The last major change to criminal violations comes in the form of carving out a cannabis limit for driving under the influence. Previously, any amount of cannabis in one’s blood or urine was enough to warrant a charge of driving under the influence of drugs. Going forward, a threshold amount of at least 5 nanograms of delta-9-tetrahydrocannibinol per milliliter of blood or 10 nanograms per milliliter6 of urine within two hours of driving or being in actual physical control of a vehicle7 is sufficient to sustain a charge of driving under the influence of drugs.

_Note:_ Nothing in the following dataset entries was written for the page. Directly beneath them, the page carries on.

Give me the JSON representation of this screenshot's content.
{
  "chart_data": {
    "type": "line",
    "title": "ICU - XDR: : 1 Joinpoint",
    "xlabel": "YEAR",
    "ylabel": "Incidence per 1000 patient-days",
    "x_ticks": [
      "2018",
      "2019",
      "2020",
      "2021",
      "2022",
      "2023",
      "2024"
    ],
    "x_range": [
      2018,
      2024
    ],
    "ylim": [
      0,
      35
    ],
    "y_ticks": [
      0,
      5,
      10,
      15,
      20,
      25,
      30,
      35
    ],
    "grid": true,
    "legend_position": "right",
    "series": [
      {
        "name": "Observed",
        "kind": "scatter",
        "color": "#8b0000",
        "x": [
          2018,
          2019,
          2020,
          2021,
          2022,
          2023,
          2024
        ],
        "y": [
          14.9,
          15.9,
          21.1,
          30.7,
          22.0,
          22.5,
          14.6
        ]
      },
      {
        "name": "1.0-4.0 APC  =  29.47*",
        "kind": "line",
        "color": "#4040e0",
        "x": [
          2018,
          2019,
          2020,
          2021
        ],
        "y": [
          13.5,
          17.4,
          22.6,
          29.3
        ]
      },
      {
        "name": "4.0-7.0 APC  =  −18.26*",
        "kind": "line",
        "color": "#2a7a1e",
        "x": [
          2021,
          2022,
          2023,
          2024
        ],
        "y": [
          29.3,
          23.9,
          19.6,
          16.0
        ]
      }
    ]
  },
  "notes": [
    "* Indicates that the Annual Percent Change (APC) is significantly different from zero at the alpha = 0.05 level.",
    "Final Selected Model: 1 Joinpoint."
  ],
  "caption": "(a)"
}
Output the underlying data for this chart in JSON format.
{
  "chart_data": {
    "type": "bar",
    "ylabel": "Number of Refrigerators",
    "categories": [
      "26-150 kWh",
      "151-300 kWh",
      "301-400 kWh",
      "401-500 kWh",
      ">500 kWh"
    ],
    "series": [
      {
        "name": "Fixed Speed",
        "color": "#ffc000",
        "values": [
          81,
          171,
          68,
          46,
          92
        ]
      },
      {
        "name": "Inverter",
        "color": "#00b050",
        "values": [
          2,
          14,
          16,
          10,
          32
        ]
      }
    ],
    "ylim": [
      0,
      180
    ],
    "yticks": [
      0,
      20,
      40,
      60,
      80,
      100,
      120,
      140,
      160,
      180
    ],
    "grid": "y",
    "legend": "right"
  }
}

As a final interesting note, the P.A. 099-0697 also requires the local circuit clerk’s offices and law enforcement agencies to (twice yearly, on January 1st and July 1st) automatically eliminate and expunge the records of those who satisfactorily complete their sentences for civil violations of either possession of cannabis or drug paraphernalia.8 This requirement is set to begin on January 25, 2017, 180 days after the act took effect on July 29th, 2016.

1. For our purposes, 720 ILCS 550/4.
2. 720 ILCS 550/17.5
3. 720 ILCS 600/3.5(c)
4. 2013 ILL. P.A. 122
5. 720 ILCS 550/5.3
6. 625 ILCS 5/11-501.2(a)(6)
7. 625 ILCS 5/11-501(a)(7)
8. 20 ILCS 2630/5.2(a)(2.5)

Christopher Holland has been an Assistant Public Defender in DuPage County since 2008, and currently serves on the board for the DCBA Criminal Law Section. He graduated from John Marshall Law School in 2007, and earned his undergraduate degree in political science and psychology from Illinois Wesleyan University in 2004.